Baron, Der

Der wohlhabende Baron, 50 Jahre alt und augenscheinlich Witwer, lebt mit seiner Tochter auf seinem Landgut. Er ist am Abend zuvor in seiner Kutsche von Straßenräubern überfallen, dann aber von einem Reisenden gerettet worden, den er daraufhin dankbar auf sein Gut eingeladen hat. Er ist sogleich von dem Fremden angetan und sucht seine Freundschaft, auch wenn ihm dessen »allzuzärtlicher Geschmack« in moralischen Fragen eher fremd ist (vgl. 6. Auftritt; LM I, 385).

Als der Reisende ihn »zum zweytenmal aus einer gleich großen Gefahr« befreit, indem er den eigenen Gutsvogt des Barons als Täter des Überfalls entlarvt (21. Auftritt; LM I, 408), bietet der Baron ihm die Hand seiner Tochter an und hält dieses Angebot auch dann noch aufrecht, als das Zögern des Reisenden ihn mutmaßen lässt, dass er nicht, wie er geglaubt hatte, von Adel ist. Als aber der Reisende sich als Jude zu erkennen gibt, ist ihm das ein »grausamer Zufall«, der ihn hindert, seine Dankbarkeit zu erweisen. Da er »lieber arm und dankbar, als reich und undankbar seyn« will, bietet er ihm ersatzweise sein »ganzes Vermögen« an, was der Reisende natürlich ablehnt (22. Auftritt; LM I, 410). Nun schämt der Baron sich zwar, kann aber der Bitte des Reisenden, »künftig von meinem Volke etwas gelinder und weniger allgemein urtheilen«, nicht nachkommen, weil er die Vorurteilshaftigkeit seines Denkens nicht erkennt. Der Reisende ist für ihn nur eine Ausnahme von der Regel: »O wie achtungswürdig wären die Juden, wenn sie alle Ihnen glichen!« (22. Auftritt; LM I, 411)

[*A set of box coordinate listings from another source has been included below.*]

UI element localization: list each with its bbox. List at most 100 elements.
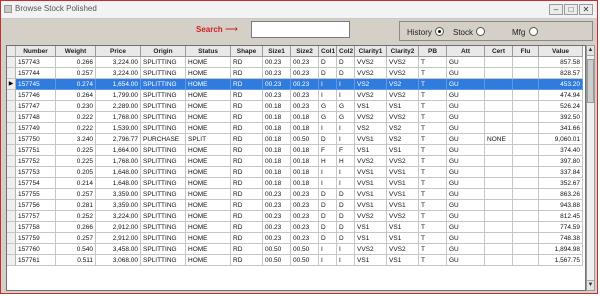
row-selector[interactable] [7,211,16,222]
cell-col1[interactable]: D [319,211,337,222]
cell-number[interactable]: 157754 [16,178,56,189]
cell-shape[interactable]: RD [231,167,263,178]
cell-origin[interactable]: SPLITTING [141,255,186,266]
cell-origin[interactable]: SPLITTING [141,167,186,178]
cell-flu[interactable] [513,123,539,134]
cell-flu[interactable] [513,167,539,178]
cell-size1[interactable]: 00.18 [263,156,291,167]
cell-flu[interactable] [513,233,539,244]
cell-value[interactable]: 526.24 [539,101,583,112]
cell-pb[interactable]: T [419,68,447,79]
table-row[interactable]: 157753 0.205 1,648.00 SPLITTING HOME RD 00.18 0… [7,167,585,178]
column-header-shape[interactable]: Shape [231,46,263,57]
cell-pb[interactable]: T [419,112,447,123]
cell-size2[interactable]: 00.23 [291,79,319,90]
cell-weight[interactable]: 0.266 [56,222,96,233]
column-header-weight[interactable]: Weight [56,46,96,57]
column-header-flu[interactable]: Flu [513,46,539,57]
cell-number[interactable]: 157759 [16,233,56,244]
table-row[interactable]: 157748 0.222 1,768.00 SPLITTING HOME RD 00.18 0… [7,112,585,123]
cell-clarity1[interactable]: VVS2 [355,57,387,68]
cell-att[interactable]: GU [447,68,485,79]
cell-price[interactable]: 2,912.00 [96,233,141,244]
table-row[interactable]: 157754 0.214 1,648.00 SPLITTING HOME RD 00.18 0… [7,178,585,189]
cell-col1[interactable]: I [319,79,337,90]
cell-col1[interactable]: D [319,134,337,145]
column-header-att[interactable]: Att [447,46,485,57]
cell-cert[interactable] [485,244,513,255]
cell-weight[interactable]: 0.257 [56,189,96,200]
cell-col1[interactable]: I [319,255,337,266]
cell-col2[interactable]: D [337,211,355,222]
cell-weight[interactable]: 0.225 [56,156,96,167]
cell-cert[interactable] [485,68,513,79]
cell-cert[interactable] [485,101,513,112]
radio-stock[interactable]: Stock [453,27,486,37]
cell-price[interactable]: 1,654.00 [96,79,141,90]
cell-value[interactable]: 453.20 [539,79,583,90]
cell-shape[interactable]: RD [231,178,263,189]
cell-weight[interactable]: 0.214 [56,178,96,189]
column-header-cert[interactable]: Cert [485,46,513,57]
table-row[interactable]: 157744 0.257 3,224.00 SPLITTING HOME RD 00.23 0… [7,68,585,79]
cell-status[interactable]: HOME [186,123,231,134]
cell-number[interactable]: 157760 [16,244,56,255]
cell-col2[interactable]: H [337,156,355,167]
column-header-price[interactable]: Price [96,46,141,57]
cell-clarity1[interactable]: VS2 [355,123,387,134]
cell-size2[interactable]: 00.23 [291,233,319,244]
cell-att[interactable]: GU [447,145,485,156]
radio-stock-button[interactable] [476,27,486,36]
cell-clarity1[interactable]: VS2 [355,79,387,90]
cell-clarity2[interactable]: VVS2 [387,211,419,222]
row-selector[interactable] [7,233,16,244]
cell-origin[interactable]: SPLITTING [141,90,186,101]
cell-cert[interactable] [485,178,513,189]
cell-col2[interactable]: I [337,178,355,189]
cell-att[interactable]: GU [447,178,485,189]
cell-clarity2[interactable]: VS2 [387,134,419,145]
cell-col2[interactable]: G [337,112,355,123]
vertical-scrollbar[interactable]: ▲ ▼ [586,45,595,291]
cell-col1[interactable]: D [319,189,337,200]
cell-size2[interactable]: 00.23 [291,189,319,200]
cell-weight[interactable]: 0.511 [56,255,96,266]
row-selector[interactable] [7,145,16,156]
radio-history-button[interactable] [435,27,445,36]
cell-status[interactable]: HOME [186,90,231,101]
cell-weight[interactable]: 0.281 [56,200,96,211]
cell-clarity1[interactable]: VVS2 [355,211,387,222]
cell-shape[interactable]: RD [231,134,263,145]
cell-weight[interactable]: 0.274 [56,79,96,90]
cell-number[interactable]: 157755 [16,189,56,200]
cell-value[interactable]: 352.67 [539,178,583,189]
cell-number[interactable]: 157749 [16,123,56,134]
cell-weight[interactable]: 0.222 [56,123,96,134]
cell-status[interactable]: HOME [186,57,231,68]
cell-value[interactable]: 397.80 [539,156,583,167]
cell-status[interactable]: HOME [186,178,231,189]
table-row[interactable]: 157752 0.225 1,768.00 SPLITTING HOME RD 00.18 0… [7,156,585,167]
cell-clarity2[interactable]: VVS2 [387,90,419,101]
row-selector[interactable] [7,167,16,178]
cell-size1[interactable]: 00.23 [263,57,291,68]
cell-col2[interactable]: I [337,134,355,145]
row-selector[interactable] [7,90,16,101]
table-row[interactable]: 157757 0.252 3,224.00 SPLITTING HOME RD 00.23 0… [7,211,585,222]
row-selector[interactable] [7,112,16,123]
cell-col1[interactable]: D [319,222,337,233]
cell-price[interactable]: 3,068.00 [96,255,141,266]
cell-flu[interactable] [513,134,539,145]
cell-shape[interactable]: RD [231,200,263,211]
cell-number[interactable]: 157756 [16,200,56,211]
cell-col1[interactable]: D [319,68,337,79]
cell-flu[interactable] [513,90,539,101]
cell-origin[interactable]: SPLITTING [141,57,186,68]
cell-col2[interactable]: I [337,123,355,134]
cell-weight[interactable]: 0.257 [56,233,96,244]
cell-weight[interactable]: 0.225 [56,145,96,156]
cell-status[interactable]: HOME [186,244,231,255]
cell-flu[interactable] [513,145,539,156]
cell-value[interactable]: 943.88 [539,200,583,211]
cell-status[interactable]: SPLIT [186,134,231,145]
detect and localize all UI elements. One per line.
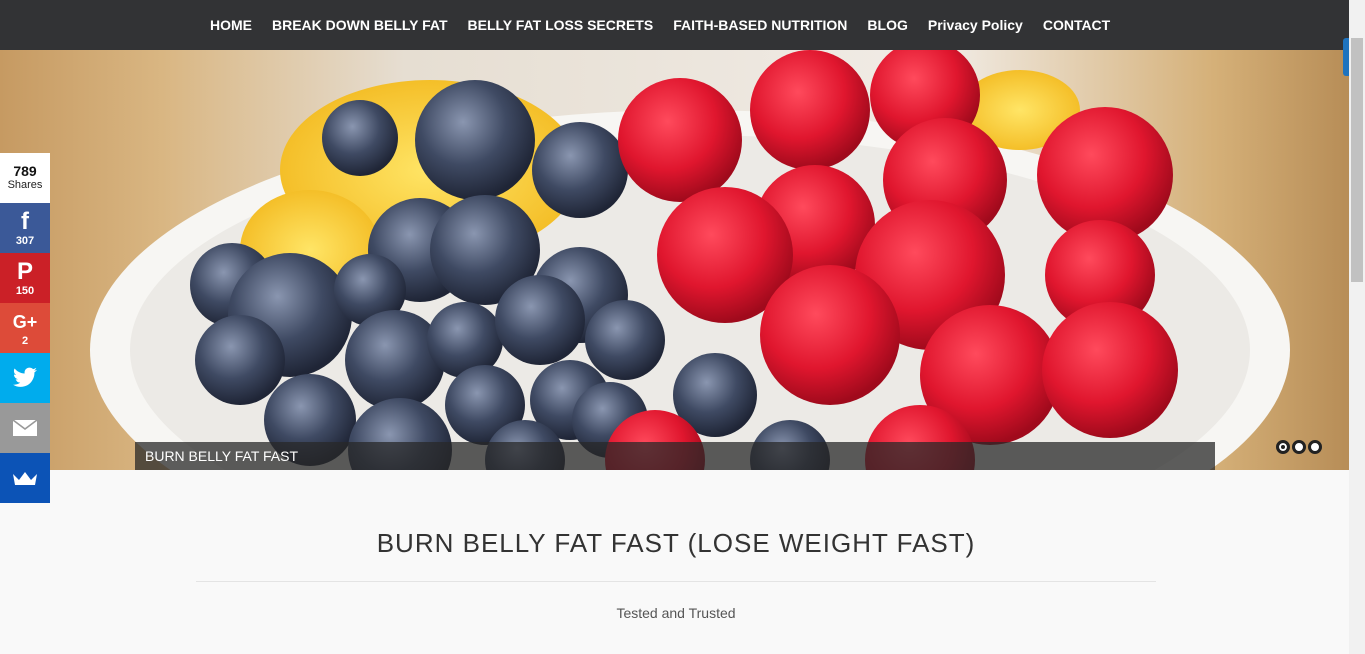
slider-pagination [1276,440,1322,454]
share-total-label: Shares [7,179,43,191]
main-content: BURN BELLY FAT FAST (LOSE WEIGHT FAST) T… [196,470,1156,621]
nav-item-break-down-belly-fat[interactable]: BREAK DOWN BELLY FAT [262,0,458,50]
page-tagline: Tested and Trusted [616,605,736,621]
hero-slider[interactable]: BURN BELLY FAT FAST [0,50,1349,470]
googleplus-share-button[interactable]: G+ 2 [0,303,50,353]
slider-dot-3[interactable] [1308,440,1322,454]
googleplus-share-count: 2 [21,335,29,347]
slider-dot-1[interactable] [1276,440,1290,454]
title-divider [196,581,1156,582]
facebook-share-button[interactable]: f 307 [0,203,50,253]
scrollbar-thumb[interactable] [1351,38,1363,282]
share-total-count: 789 [13,163,37,179]
facebook-share-count: 307 [15,235,35,247]
nav-item-contact[interactable]: CONTACT [1033,0,1120,50]
sumome-share-button[interactable] [0,453,50,503]
nav-item-privacy-policy[interactable]: Privacy Policy [918,0,1033,50]
facebook-icon: f [21,208,29,235]
page-title: BURN BELLY FAT FAST (LOSE WEIGHT FAST) [376,528,976,558]
nav-item-faith-based-nutrition[interactable]: FAITH-BASED NUTRITION [663,0,857,50]
page-scrollbar[interactable] [1349,0,1365,654]
slider-dot-2[interactable] [1292,440,1306,454]
pinterest-share-count: 150 [15,285,35,297]
social-share-bar: 789 Shares f 307 P 150 G+ 2 [0,153,50,503]
googleplus-icon: G+ [12,312,38,332]
nav-item-blog[interactable]: BLOG [857,0,917,50]
email-share-button[interactable] [0,403,50,453]
nav-item-home[interactable]: HOME [200,0,262,50]
nav-item-belly-fat-loss-secrets[interactable]: BELLY FAT LOSS SECRETS [458,0,664,50]
hero-image-berries [90,50,1290,470]
hero-caption[interactable]: BURN BELLY FAT FAST [135,442,1215,470]
pinterest-icon: P [16,258,33,285]
pinterest-share-button[interactable]: P 150 [0,253,50,303]
envelope-icon [12,419,38,436]
twitter-share-button[interactable] [0,353,50,403]
crown-icon [13,472,37,485]
nav-menu: HOME BREAK DOWN BELLY FAT BELLY FAT LOSS… [200,0,1120,50]
top-navigation: HOME BREAK DOWN BELLY FAT BELLY FAT LOSS… [0,0,1349,50]
twitter-icon [13,367,37,387]
share-total-counter: 789 Shares [0,153,50,203]
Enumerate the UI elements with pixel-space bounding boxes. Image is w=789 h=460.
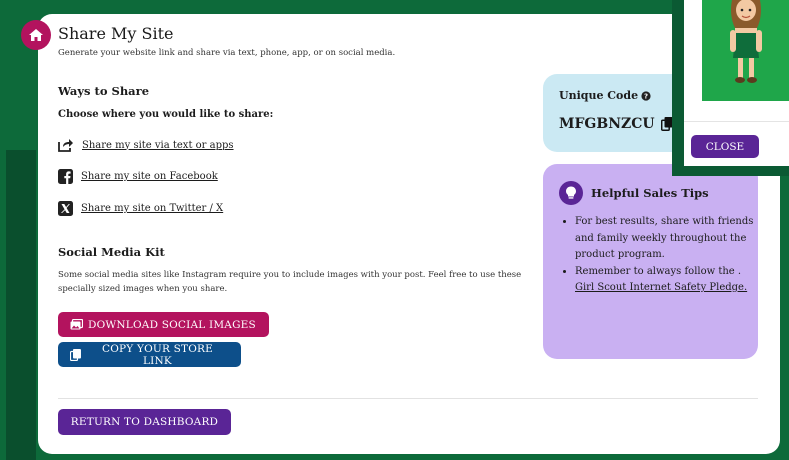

Schon zuvor gibt er beredtes Zeugnis von seiner Judenfeindschaft und rühmt sich dabei seiner Menschenkenntnis (6. Auftritt). Der Umstand, dass er mit Michel Stich und Martin Krumm zwei ausgesprochene Halunken zum Schulzen bzw. Vogt seines Gutsbezirks gemacht hat, ist komische Widerlegung dieser Selbstsicht.